Special Economic Zone (SEZ) is a specifically delineated duty-free enclave and shall be deemed to be foreign territory for the purposes of trade operations and duties and tariffs. In order words, SEZ is a geographical region that has economic laws different from a country’s typical economic laws. Usually the goal is to increase foreign investments. SEZs have been established in several countries, including China, India, Jordan, Poland, Kazakhstan, Philippines and Russia. North Korea has also attempted this to a degree.
SEZ in India
At present there are eight functional SEZs located at Santa Cruz (Maharashtra), Cochin (Kerala), Kandla and Surat (Gujarat), Chennai (Tamil Nadu), Visakhapatnam (Andhra Pradesh), Falta (West Bengal) and Noida (Uttar Pradesh) in India. Further an SEZ in Indore (Madhya Pradesh) is now ready for operation.

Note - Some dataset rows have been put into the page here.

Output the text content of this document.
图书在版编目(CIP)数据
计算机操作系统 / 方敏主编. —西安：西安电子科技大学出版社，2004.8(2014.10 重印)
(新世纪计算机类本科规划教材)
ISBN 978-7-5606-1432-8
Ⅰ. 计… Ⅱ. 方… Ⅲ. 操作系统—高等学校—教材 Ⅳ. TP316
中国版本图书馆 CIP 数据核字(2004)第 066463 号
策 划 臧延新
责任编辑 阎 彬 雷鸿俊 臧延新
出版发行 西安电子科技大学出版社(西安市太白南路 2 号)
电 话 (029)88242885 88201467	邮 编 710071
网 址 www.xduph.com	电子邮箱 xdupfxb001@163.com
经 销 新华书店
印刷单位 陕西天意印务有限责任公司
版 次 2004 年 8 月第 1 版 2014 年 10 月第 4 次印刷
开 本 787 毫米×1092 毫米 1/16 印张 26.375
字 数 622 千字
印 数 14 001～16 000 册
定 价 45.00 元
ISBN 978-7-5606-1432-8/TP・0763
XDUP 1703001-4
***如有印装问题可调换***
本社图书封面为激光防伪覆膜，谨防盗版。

In addition 18 approvals have been given for setting up of SEZs at Positra (Gujarat), Navi Mumbai and Kopata (Maharashtra), Nanguneri (Tamil Nadu), Kulpi and Salt Lake (West Bengal), Paradeep and Gopalpur (Orissa), Bhadohi, Kanpur, Moradabad and Greater Noida (UP), Vishakhapatnam and Kakinada (Andhra Pradesh), Vallarpadam/Puthuvypeen (Kerala), Hassan (Karnataka), Jaipur and Jodhpur (Rajasthan) on the basis of proposals received from the state governments.

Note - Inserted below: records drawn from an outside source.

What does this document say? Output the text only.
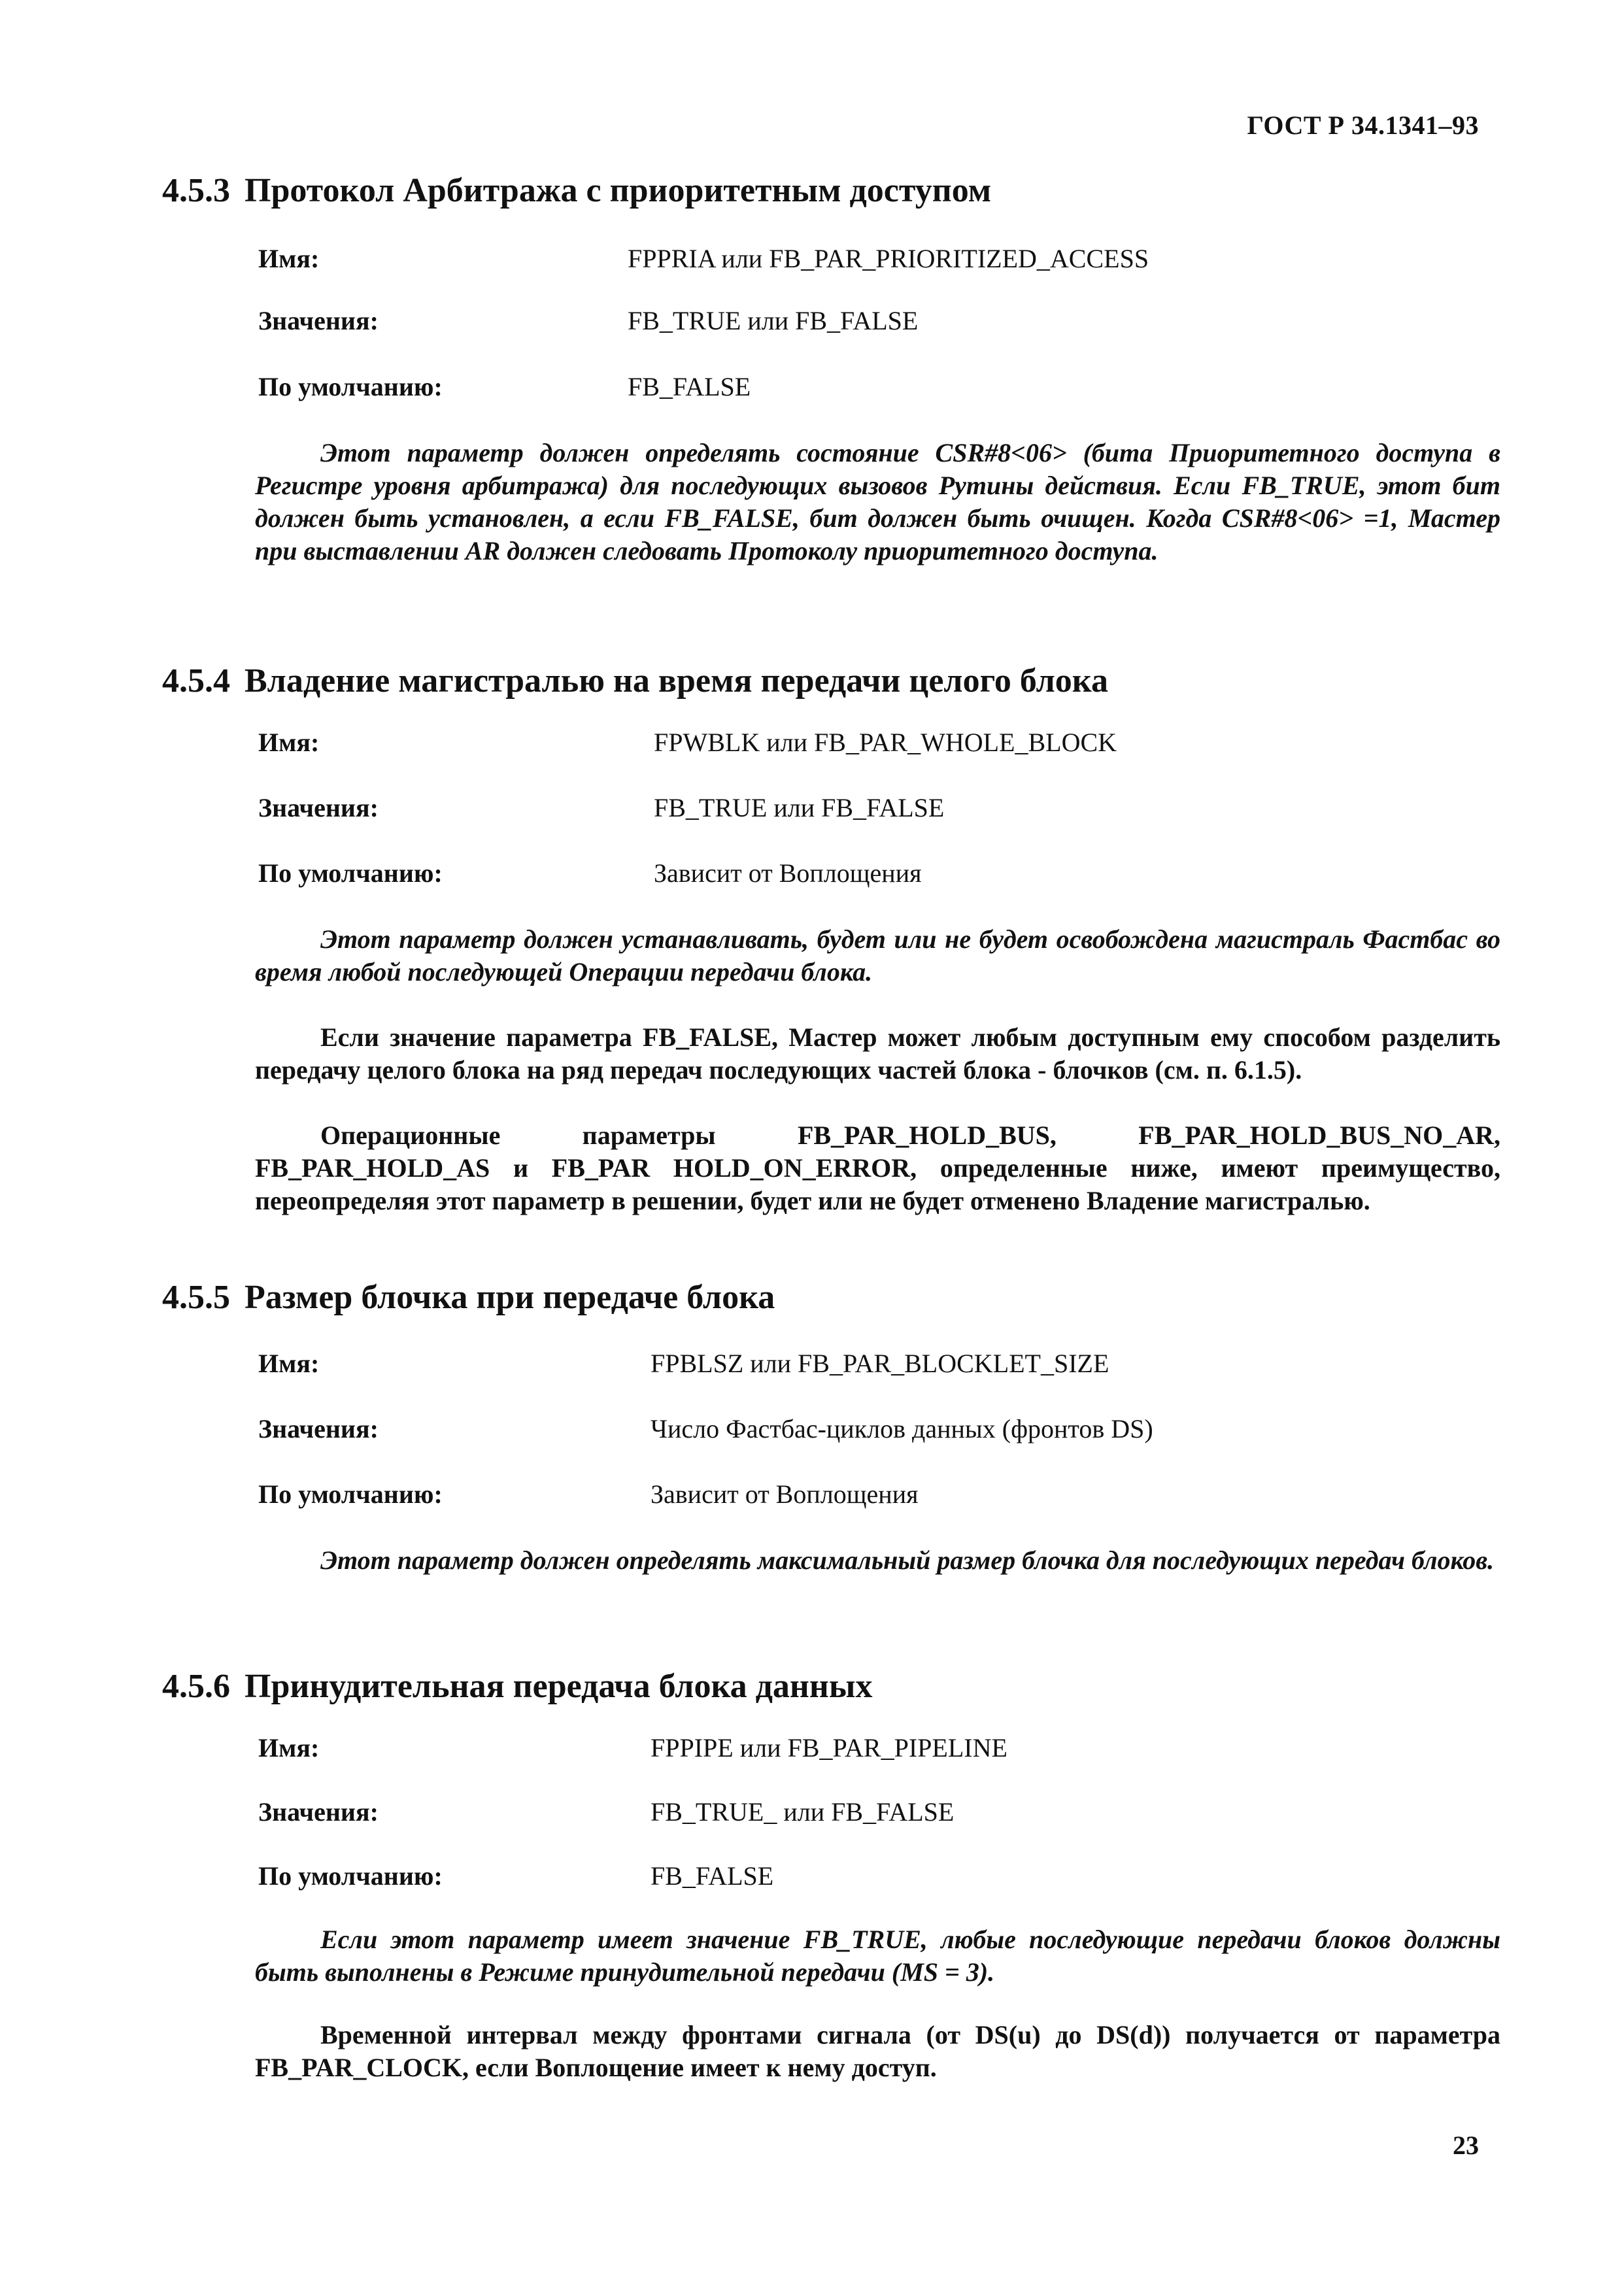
ГОСТ Р 34.1341–93
4.5.3 Протокол Арбитража с приоритетным доступом
Имя:	FPPRIA или FB_PAR_PRIORITIZED_ACCESS
Значения:	FB_TRUE или FB_FALSE
По умолчанию:	FB_FALSE

Этот параметр должен определять состояние CSR#8<06> (бита Приоритетного доступа в Регистре уровня арбитража) для последующих вызовов Рутины действия. Если FB_TRUE, этот бит должен быть установлен, а если FB_FALSE, бит должен быть очищен. Когда CSR#8<06> =1, Мастер при выставлении AR должен следовать Протоколу приоритетного доступа.

4.5.4 Владение магистралью на время передачи целого блока
Имя:	FPWBLK или FB_PAR_WHOLE_BLOCK
Значения:	FB_TRUE или FB_FALSE
По умолчанию:	Зависит от Воплощения

Этот параметр должен устанавливать, будет или не будет освобождена магистраль Фастбас во время любой последующей Операции передачи блока.

Если значение параметра FB_FALSE, Мастер может любым доступным ему способом разделить передачу целого блока на ряд передач последующих частей блока - блочков (см. п. 6.1.5).

Операционные параметры FB_PAR_HOLD_BUS, FB_PAR_HOLD_BUS_NO_AR, FB_PAR_HOLD_AS и FB_PAR HOLD_ON_ERROR, определенные ниже, имеют преимущество, переопределяя этот параметр в решении, будет или не будет отменено Владение магистралью.

4.5.5 Размер блочка при передаче блока
Имя:	FPBLSZ или FB_PAR_BLOCKLET_SIZE
Значения:	Число Фастбас-циклов данных (фронтов DS)
По умолчанию:	Зависит от Воплощения

Этот параметр должен определять максимальный размер блочка для последующих передач блоков.

4.5.6 Принудительная передача блока данных
Имя:	FPPIPE или FB_PAR_PIPELINE
Значения:	FB_TRUE_ или FB_FALSE
По умолчанию:	FB_FALSE

Если этот параметр имеет значение FB_TRUE, любые последующие передачи блоков должны быть выполнены в Режиме принудительной передачи (MS = 3).

Временной интервал между фронтами сигнала (от DS(u) до DS(d)) получается от параметра FB_PAR_CLOCK, если Воплощение имеет к нему доступ.

23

State governments will have a very important role to play in the establishment of SEZs. Representative of the state government, who is a member of the inter-ministerial committee on private SEZ, is consulted while considering the proposal. Before recommending any proposals to the ministry of commerce and industry (department of commerce), the states must satisfy themselves that they are in a position to supply basic inputs like water, electricity, etc.

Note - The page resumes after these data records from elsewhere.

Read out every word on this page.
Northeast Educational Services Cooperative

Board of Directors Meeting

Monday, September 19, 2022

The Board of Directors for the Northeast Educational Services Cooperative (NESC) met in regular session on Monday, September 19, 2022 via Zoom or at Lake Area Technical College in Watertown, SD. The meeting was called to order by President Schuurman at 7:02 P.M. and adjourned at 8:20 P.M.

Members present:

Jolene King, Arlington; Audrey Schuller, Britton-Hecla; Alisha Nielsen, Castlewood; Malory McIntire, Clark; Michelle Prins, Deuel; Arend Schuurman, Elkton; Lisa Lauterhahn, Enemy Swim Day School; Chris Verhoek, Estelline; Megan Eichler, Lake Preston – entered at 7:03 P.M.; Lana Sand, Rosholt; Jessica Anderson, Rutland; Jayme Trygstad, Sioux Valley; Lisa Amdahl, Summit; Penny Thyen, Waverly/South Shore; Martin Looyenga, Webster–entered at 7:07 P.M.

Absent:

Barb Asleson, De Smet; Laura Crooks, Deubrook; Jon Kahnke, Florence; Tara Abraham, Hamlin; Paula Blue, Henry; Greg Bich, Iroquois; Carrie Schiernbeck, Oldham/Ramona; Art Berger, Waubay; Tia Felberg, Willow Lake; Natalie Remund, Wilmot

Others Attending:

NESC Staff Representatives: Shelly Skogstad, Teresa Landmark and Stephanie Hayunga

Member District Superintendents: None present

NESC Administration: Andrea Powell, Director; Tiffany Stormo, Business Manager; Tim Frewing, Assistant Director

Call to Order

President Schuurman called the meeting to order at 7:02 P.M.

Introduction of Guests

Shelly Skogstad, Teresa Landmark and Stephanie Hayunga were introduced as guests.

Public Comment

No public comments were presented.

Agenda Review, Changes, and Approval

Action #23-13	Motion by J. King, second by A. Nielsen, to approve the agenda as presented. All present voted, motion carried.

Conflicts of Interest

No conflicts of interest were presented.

Are SEZ’s controlled by the government?
In all SEZs the statutory functions are controlled by the government. Government also controls the operation and maintenance function in the seven central government controlled SEZs. The rest of the operations and maintenance are privatised.
Are SEZs exempt from labour laws?
Normal labour laws are applicable to SEZs, which are enforced by the respective state governments. The state governments have been requested to simplify the procedures/returns and for introduction of a single window clearance mechanism by delegating appropriate powers to development commissioners of SEZs.
Who monitors the functioning of the units in SEZ?
The performance of the SEZ units are monitored by a unit approval committee consisting of development commissioner, custom and representative of state government on an annual basis.
What are the special features for business units that come to the zone?
Business units that set up establishments in an SEZ would be entitled for a package of incentives and a simplified operating environment. Besides, no license is required for imports, including second hand machineries.
Will it be possible to supply to other units in SEZ?
Yes. Inter-unit sales are permitted as per the SEZ policy. A buyer procuring from another unit pays in foreign exchange.
How do SEZs help a country’s economy?
SEZs play a key role in rapid economic development of a country. In the early 1990s, it helped China and there were hopes (perhaps never very high ones, admittedly) that the establishment in India of similar export-processing zones could offer similar benefits — provided, however, that the zones offered attractive enough concessions.
Traditionally the biggest deterrents to foreign investment in India have been high tariffs and taxes, red tape and strict labour laws. To date, these restrictions have ensured that India has been unable to compete with China’s massively successful light-industrial export machine. India’s goods exports in 2004 were an estimated $68 bn compared with $594 bn for China, and the stock of inward FDI, at $42 bn, was less than a tenth of China’s $544 bn.
Real-World Example
In the case of China, mainstream economists agree that the country’s SEZs helped liberalize the once traditional state. China was able to use the SEZs as a way to slowly implement national reform that would have been otherwise impossible. Studies have also found that SEZs elsewhere increase export levels for the implementing country and other countries that supply it with intermediate products. However, there is a risk that countries may abuse the system and use it to retain protectionist barriers in the form of taxes and fees. SEZs also create an excessive bureaucracy that funnels money away from the system, which makes it less efficient.